For as long as there is self-cherishing in our mind, we are going to suffer. Suffering ends when we destroy self-cherishing. Why not self-grasping then? Isn’t self-grasping the source of all fear, pain, and suffering, and it’s only through destroying self-grasping that our suffering will come to an end? No, the actual cause of our suffering is self-cherishing. Self-grasping is just projecting, fabricating an inherently existent self, inherently existent other, inherently existent world. That is all it is doing. Self-cherishing is what acts on this ignorance, thus creating all the karma for suffering. It will not even let us meditate on emptiness, will it? Self-grasping does not prevent us from meditating on emptiness, does it? Self-cherishing prevents us meditating on emptiness. Self-cherishing functions to protect the I created by self-grasping. Self-cherishing, as we know, is self-grasping’s best friend, protecting its creation. Self-grasping creates an inherently existent I, self-cherishing protects, cherishes that I, faithfully.

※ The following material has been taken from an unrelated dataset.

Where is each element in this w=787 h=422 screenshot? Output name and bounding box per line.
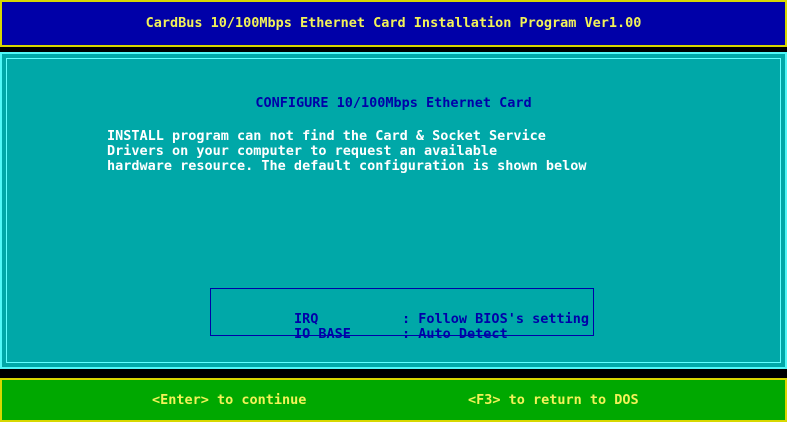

It is self-cherishing that gets us in all the trouble. It is self-cherishing that creates all the problems. It is through cherishing and protecting the self that is merely created by self-grasping that we bring upon ourself suffering now and in the future. We destroy self-cherishing, we bring an end to our suffering, we bring an end to all our problems.
(8.136) Therefore, to eliminate my pain
And pacify the suffering of others,
I will give myself completely to others
And consider them as precious as I now consider myself to be.
We try to abandon our self-cherishing, replace it with a mind that cherishes others. We give ourselves completely to others, thinking, “I’m yours.” We have to feel that with respect to everyone, “I’m yours.” When we are at work, with our families, at the Dharma Center, etc, “I’m yours.” That is true love, isn’t it? That is true love. I am yours. When we think, I am yours, with respect to everybody, then we have love, true love for everybody. I’m yours, whatever I have is yours. This is the kind of love that we need to get. Geshe-la once said we feel that we belong to others.
Shantideva’s wording here is very precise – I will give myself completely to others. We quite literally give our “self” to others through exchanging self with others, identifying with them as the basis of imputation for our self. That’s the degree of giving of ourself we need. Literally, my “I” is yours.
If we give ourself completely to others, then what is left of it for us? Nothing. It seems here, there is no self, we become selfless. Because we have given it to others. We become self-LESS, we have no self any more, we’ve given it to others completely. We literally give our ‘self’ to others because we impute ‘self’ onto others. There is no self we normally see remaining at all, we’ve given it completely. You have it, everybody has it — others now have our self. The pain of my self is eliminated, because self has moved to another place where it cannot be harmed. Isn’t that amazing? The pain of my self is eliminated because self has moved to another place, the place of others, where it cannot be harmed.